Possibly a private commission, perhaps to commemorate one of the earliest voyages undertaken by the La Compagnie perpétuelle des Indes, according to new regulations that came into effect in September of 1733. These clearly defined the use of company vessels according to their destination, reserving voyages to China for the company’s largest vessels. Larger ships meant larger cargoes, and so greater financial reward. Many of these larger vessels had, until recently, been warships employed in the War of Polish Succession, which had ended with the “Pacte de Famille”, between France and Spain in February of 1733. The name of the vessel, La Paix, is undoubtedly significant.
The first, and most southern, sheet has all the hallmarks of grand
design. It is drawn on a very large scale, “Echelles des Lieux Francois a 20 au degrees”, has an unfinished but very decorative title-cartouche, two large decorative compass roses, and the port of Batavia on the north coast of Java is drawn in some detail. It extends from the northern-most exit of the Sunda Strait to the entrance, to the western tip of Bangka island and Palembang in Sumatra.

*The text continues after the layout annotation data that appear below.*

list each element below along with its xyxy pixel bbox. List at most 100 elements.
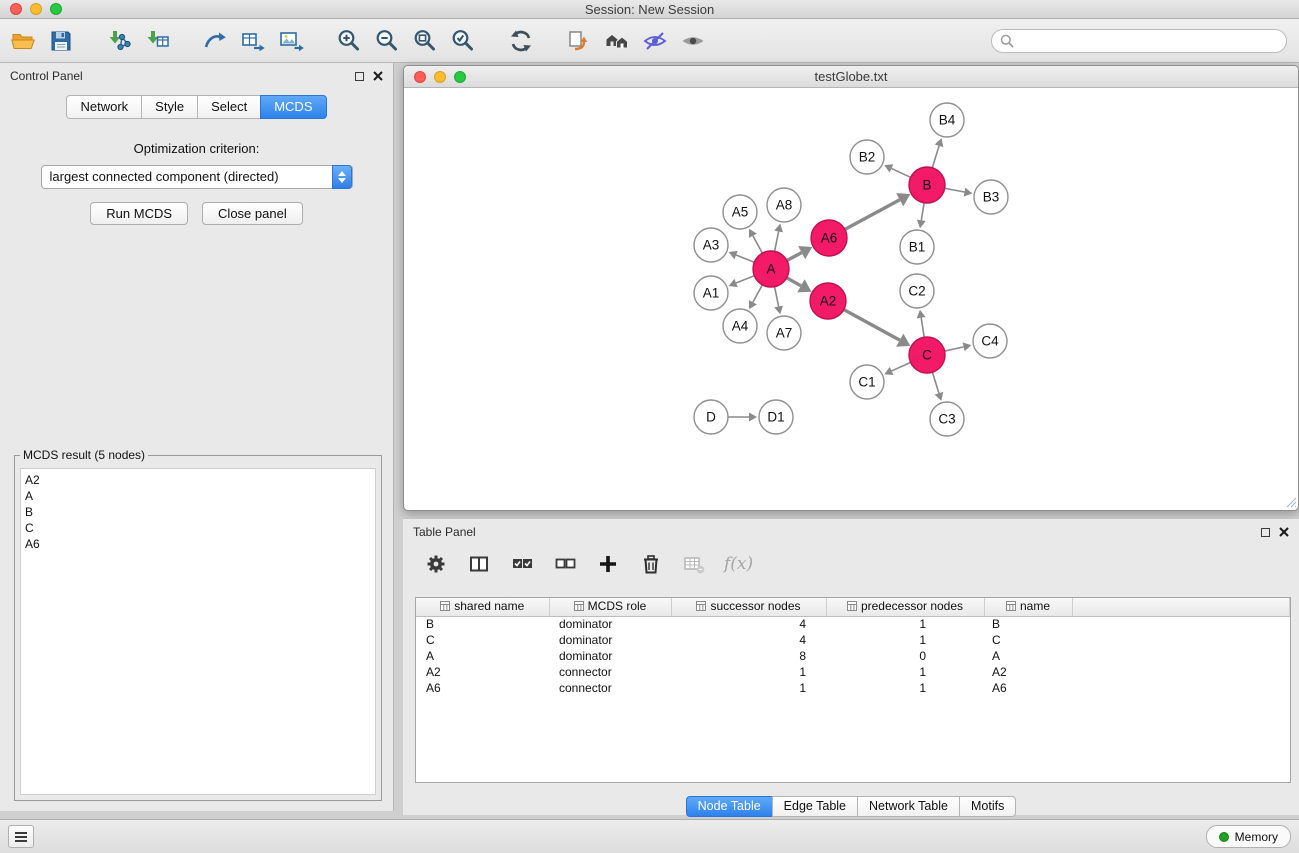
close-table-panel-icon[interactable] — [1279, 527, 1289, 537]
cell-mcds-role[interactable]: connector — [549, 680, 671, 696]
graph-edge-A-A8[interactable] — [774, 231, 778, 252]
show-columns-button[interactable] — [466, 551, 492, 577]
network-window-titlebar[interactable]: testGlobe.txt — [404, 66, 1298, 88]
tab-network-table[interactable]: Network Table — [857, 796, 960, 817]
close-panel-button[interactable]: Close panel — [202, 202, 303, 225]
cell-mcds-role[interactable]: dominator — [549, 648, 671, 664]
open-session-button[interactable] — [4, 23, 42, 59]
cell-shared-name[interactable]: A2 — [416, 664, 549, 680]
deselect-all-button[interactable] — [552, 551, 578, 577]
mcds-result-item[interactable]: A — [25, 488, 375, 504]
cell-mcds-role[interactable]: dominator — [549, 632, 671, 648]
cell-shared-name[interactable]: A — [416, 648, 549, 664]
float-panel-icon[interactable] — [355, 72, 364, 81]
graph-edge-C-C1[interactable] — [892, 362, 912, 371]
tab-network[interactable]: Network — [66, 95, 142, 119]
tab-style[interactable]: Style — [141, 95, 198, 119]
zoom-in-button[interactable] — [330, 23, 368, 59]
column-header-mcds-role[interactable]: MCDS role — [549, 598, 671, 616]
graph-edge-A-A2[interactable] — [786, 277, 801, 286]
table-settings-button[interactable] — [423, 551, 449, 577]
zoom-out-button[interactable] — [368, 23, 406, 59]
graph-edge-B-B2[interactable] — [891, 168, 911, 177]
graph-edge-A2-C[interactable] — [843, 309, 900, 340]
graph-edge-A-A6[interactable] — [786, 253, 802, 261]
graph-edge-A-A5[interactable] — [753, 236, 763, 254]
table-row[interactable]: A2 connector 1 1 A2 — [416, 664, 1290, 680]
task-history-button[interactable] — [8, 825, 34, 848]
graph-edge-A-A1[interactable] — [736, 275, 755, 283]
table-row[interactable]: A6 connector 1 1 A6 — [416, 680, 1290, 696]
cell-predecessor-nodes[interactable]: 1 — [826, 632, 984, 648]
zoom-fit-button[interactable] — [406, 23, 444, 59]
cell-mcds-role[interactable]: dominator — [549, 616, 671, 632]
cell-successor-nodes[interactable]: 1 — [671, 680, 826, 696]
function-builder-button[interactable]: f(x) — [724, 551, 753, 577]
graph-edge-C-C3[interactable] — [932, 371, 939, 393]
cell-successor-nodes[interactable]: 4 — [671, 616, 826, 632]
export-table-button[interactable] — [234, 23, 272, 59]
duplicate-network-button[interactable] — [560, 23, 598, 59]
cell-mcds-role[interactable]: connector — [549, 664, 671, 680]
cell-name[interactable]: A6 — [984, 680, 1072, 696]
run-mcds-button[interactable]: Run MCDS — [90, 202, 188, 225]
table-row[interactable]: A dominator 8 0 A — [416, 648, 1290, 664]
mcds-result-item[interactable]: A6 — [25, 536, 375, 552]
close-panel-icon[interactable] — [373, 71, 383, 81]
graph-edge-C-C2[interactable] — [921, 318, 924, 339]
export-network-button[interactable] — [196, 23, 234, 59]
graph-edge-A6-B[interactable] — [844, 200, 900, 230]
graph-edge-B-B4[interactable] — [932, 146, 939, 169]
float-table-panel-icon[interactable] — [1261, 528, 1270, 537]
graph-edge-B-B3[interactable] — [944, 188, 965, 192]
memory-button[interactable]: Memory — [1206, 825, 1291, 848]
cell-predecessor-nodes[interactable]: 1 — [826, 680, 984, 696]
export-image-button[interactable] — [272, 23, 310, 59]
cell-name[interactable]: C — [984, 632, 1072, 648]
network-canvas[interactable]: AA1A2A3A4A5A6A7A8BB1B2B3B4CC1C2C3C4DD1 — [404, 88, 1298, 509]
add-column-button[interactable] — [595, 551, 621, 577]
select-all-button[interactable] — [509, 551, 535, 577]
zoom-selected-button[interactable] — [444, 23, 482, 59]
cell-predecessor-nodes[interactable]: 1 — [826, 616, 984, 632]
mcds-result-item[interactable]: B — [25, 504, 375, 520]
save-session-button[interactable] — [42, 23, 80, 59]
graph-edge-A-A4[interactable] — [753, 284, 763, 302]
cell-successor-nodes[interactable]: 8 — [671, 648, 826, 664]
show-hidden-button[interactable] — [674, 23, 712, 59]
tab-select[interactable]: Select — [197, 95, 261, 119]
import-table-button[interactable] — [138, 23, 176, 59]
cell-predecessor-nodes[interactable]: 0 — [826, 648, 984, 664]
column-header-successor-nodes[interactable]: successor nodes — [671, 598, 826, 616]
tab-mcds[interactable]: MCDS — [260, 95, 326, 119]
column-header-shared-name[interactable]: shared name — [416, 598, 549, 616]
graph-edge-B-B1[interactable] — [921, 202, 924, 221]
column-header-predecessor-nodes[interactable]: predecessor nodes — [826, 598, 984, 616]
cell-successor-nodes[interactable]: 4 — [671, 632, 826, 648]
cell-name[interactable]: A2 — [984, 664, 1072, 680]
table-row[interactable]: B dominator 4 1 B — [416, 616, 1290, 632]
mcds-result-item[interactable]: C — [25, 520, 375, 536]
mcds-result-item[interactable]: A2 — [25, 472, 375, 488]
graph-edge-A-A7[interactable] — [774, 286, 778, 307]
graph-edge-A-A3[interactable] — [736, 255, 755, 263]
graph-edge-C-C4[interactable] — [944, 347, 964, 351]
criterion-dropdown[interactable]: largest connected component (directed) — [41, 165, 353, 189]
tab-motifs[interactable]: Motifs — [959, 796, 1016, 817]
tab-node-table[interactable]: Node Table — [686, 796, 773, 817]
search-input[interactable] — [1020, 33, 1278, 48]
tab-edge-table[interactable]: Edge Table — [772, 796, 858, 817]
cell-name[interactable]: B — [984, 616, 1072, 632]
refresh-button[interactable] — [502, 23, 540, 59]
column-header-name[interactable]: name — [984, 598, 1072, 616]
cell-predecessor-nodes[interactable]: 1 — [826, 664, 984, 680]
delete-table-button[interactable] — [681, 551, 707, 577]
hide-selected-button[interactable] — [636, 23, 674, 59]
delete-column-button[interactable] — [638, 551, 664, 577]
import-network-button[interactable] — [100, 23, 138, 59]
table-row[interactable]: C dominator 4 1 C — [416, 632, 1290, 648]
resize-grip-icon[interactable] — [1284, 495, 1297, 508]
houses-button[interactable] — [598, 23, 636, 59]
cell-successor-nodes[interactable]: 1 — [671, 664, 826, 680]
cell-name[interactable]: A — [984, 648, 1072, 664]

Depth soundings are given throughout.
The untitled middle sheet, while drawn on the same scale, is altogether less decorative, perhaps indicating a waning of funds for the cartographer. Nevertheless, the chart shows clearly and accurately the islands of the Singapore Strait, including the (unnamed) island of Singapore, and the east coast of Malaysia, as far north as Tioman Island.
The northernmost sheet, also untitled, is drawn on a much smaller scale, continues the voyage to the South China Sea, and includes the coastlines of Malaysia, Cambodia, Vietnam, Hainan, to the coast of mainland China beyond Hong Kong, where the voyage ends. Annotations, possibly in the hand of Captain Dryas himself, indicate where ‘La Paix’ was made to remain at “anchorage” at “Pto Caby”, and the “Embouchure dela Riviere de Canton”. The geography of the islands in the estuary is still a bit muddled, with present-day Hong Kong Island appearing as “I Lantoa”, opposite the mainland labeled as “Boca Lantao”. Macao appears as a distinct island. Nevertheless, Sage’s map precedes the publication of Jean-Baptiste Bourguignon D’Anville’s ‘Carte particuliere de l’entrée de Canton’, which attempts to accurately chart the islands of the Pearl River estuary, by a year; and Jacques Nicholas Bellin’s by fifteen.
The north coast of Borneo appears in some detail, and the westernmost coasts of Luzon and Mindanao in the Philippines, but Manila is just off the chart.
The French East India Company – Compagnie des Indes – had several iterations after its founding in 1664. The second company, La Compagnie perpétuelle des Indes, fell victim to the ambitions of the infamous financier John Law, and so it struggled during the 1720s, and few French expeditions to China were commissioned. However, during the 1730s about two Compagnie voyages were achieved a year, until 1745, when the war of the Austrian Succession, and then the Seven Years War, caused a hiatus in trading relations.